On Wednesday, the service announced that it had acquired the rights to seven Black-led sitcoms from the ‘90s and 2000s. The Brandy-starring teen sitcom Moesha, which aired on UPN in the late '90s, will kick things off on August 1, with the first three seasons of The Game to follow on August 15. Disney Channel classic Sister, Sister and the long-running Aughts series Girlfriends are set to join in September, with The Parkers, Half and Half, and One on One rounding out the shows in October.

Netflix revealed the lineup in a brief video posted to its Strong Black Lead Twitter account, with stars from each of those shows — including Tracee Ellis Ross, Tia Mowry, Pooch Hall, and more — reciting classic lines and sharing details. The only of these I’ve seen is Sister, Sister — which every bit deserves the formative Disney series nostalgia as its white-led counterparts — but I’ll definitely be making an effort to change that this fall.
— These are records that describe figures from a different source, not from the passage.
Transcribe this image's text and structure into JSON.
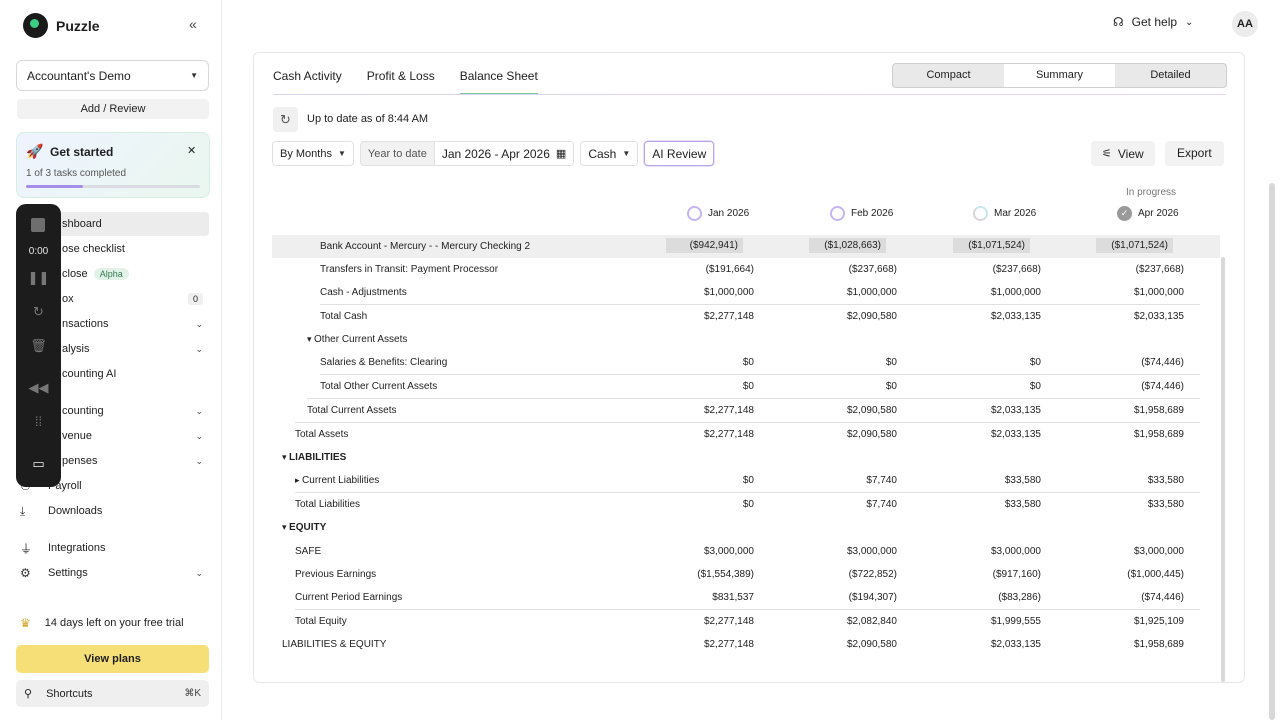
{
  "app": {
    "name": "Puzzle"
  },
  "sidebar": {
    "account": "Accountant's Demo",
    "add_review": "Add / Review",
    "get_started": {
      "title": "Get started",
      "progress_text": "1 of 3 tasks completed",
      "progress": 0.33
    },
    "items": [
      {
        "label": "shboard"
      },
      {
        "label": "ose checklist"
      },
      {
        "label": "close",
        "badge": "Alpha"
      },
      {
        "label": "ox",
        "count": "0"
      },
      {
        "label": "nsactions"
      },
      {
        "label": "alysis"
      },
      {
        "label": "counting AI"
      },
      {
        "label": "counting"
      },
      {
        "label": "venue"
      },
      {
        "label": "penses"
      },
      {
        "label": "Payroll"
      },
      {
        "label": "Downloads"
      },
      {
        "label": "Integrations"
      },
      {
        "label": "Settings"
      }
    ],
    "recorder_time": "0:00",
    "trial": "14 days left on your free trial",
    "view_plans": "View plans",
    "shortcuts": "Shortcuts",
    "shortcuts_kbd": "⌘K"
  },
  "header": {
    "help": "Get help",
    "avatar": "AA"
  },
  "tabs": [
    "Cash Activity",
    "Profit & Loss",
    "Balance Sheet"
  ],
  "views": [
    "Compact",
    "Summary",
    "Detailed"
  ],
  "status": "Up to date as of 8:44 AM",
  "filters": {
    "period": "By Months",
    "ytd": "Year to date",
    "range": "Jan 2026 - Apr 2026",
    "basis": "Cash",
    "ai": "AI Review",
    "view": "View",
    "export": "Export"
  },
  "in_progress": "In progress",
  "columns": [
    "Jan 2026",
    "Feb 2026",
    "Mar 2026",
    "Apr 2026"
  ],
  "rows": [
    {
      "label": "Bank Account - Mercury - - Mercury Checking 2",
      "values": [
        "($942,941)",
        "($1,028,663)",
        "($1,071,524)",
        "($1,071,524)"
      ]
    },
    {
      "label": "Transfers in Transit: Payment Processor",
      "values": [
        "($191,664)",
        "($237,668)",
        "($237,668)",
        "($237,668)"
      ]
    },
    {
      "label": "Cash - Adjustments",
      "values": [
        "$1,000,000",
        "$1,000,000",
        "$1,000,000",
        "$1,000,000"
      ]
    },
    {
      "label": "Total Cash",
      "values": [
        "$2,277,148",
        "$2,090,580",
        "$2,033,135",
        "$2,033,135"
      ]
    },
    {
      "label": "Other Current Assets",
      "values": [
        "",
        "",
        "",
        ""
      ]
    },
    {
      "label": "Salaries & Benefits: Clearing",
      "values": [
        "$0",
        "$0",
        "$0",
        "($74,446)"
      ]
    },
    {
      "label": "Total Other Current Assets",
      "values": [
        "$0",
        "$0",
        "$0",
        "($74,446)"
      ]
    },
    {
      "label": "Total Current Assets",
      "values": [
        "$2,277,148",
        "$2,090,580",
        "$2,033,135",
        "$1,958,689"
      ]
    },
    {
      "label": "Total Assets",
      "values": [
        "$2,277,148",
        "$2,090,580",
        "$2,033,135",
        "$1,958,689"
      ]
    },
    {
      "label": "LIABILITIES",
      "values": [
        "",
        "",
        "",
        ""
      ]
    },
    {
      "label": "Current Liabilities",
      "values": [
        "$0",
        "$7,740",
        "$33,580",
        "$33,580"
      ]
    },
    {
      "label": "Total Liabilities",
      "values": [
        "$0",
        "$7,740",
        "$33,580",
        "$33,580"
      ]
    },
    {
      "label": "EQUITY",
      "values": [
        "",
        "",
        "",
        ""
      ]
    },
    {
      "label": "SAFE",
      "values": [
        "$3,000,000",
        "$3,000,000",
        "$3,000,000",
        "$3,000,000"
      ]
    },
    {
      "label": "Previous Earnings",
      "values": [
        "($1,554,389)",
        "($722,852)",
        "($917,160)",
        "($1,000,445)"
      ]
    },
    {
      "label": "Current Period Earnings",
      "values": [
        "$831,537",
        "($194,307)",
        "($83,286)",
        "($74,446)"
      ]
    },
    {
      "label": "Total Equity",
      "values": [
        "$2,277,148",
        "$2,082,840",
        "$1,999,555",
        "$1,925,109"
      ]
    },
    {
      "label": "LIABILITIES & EQUITY",
      "values": [
        "$2,277,148",
        "$2,090,580",
        "$2,033,135",
        "$1,958,689"
      ]
    }
  ]
}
Streaming service catalogs are in many ways savvy marketing and reflective of broader algorithmic demands, but intention is almost beside the point when it comes to spotlighting hard-to-find, popular Black series of decades past. Their libraries have proven to be one of the only markers of canon-building for a large bulk of the population, so it's incredibly valuable for these shows to find new audiences or become widely available for rewatching. There's an immense gulf of TV history that's been lost in translation to streaming, so it’s encouraging to see services move toward restoring Black stories that weren’t easy to watch — or in the case of some Criterion Channel additions, unavailable altogether — until this year. Hopefully this is just the beginning.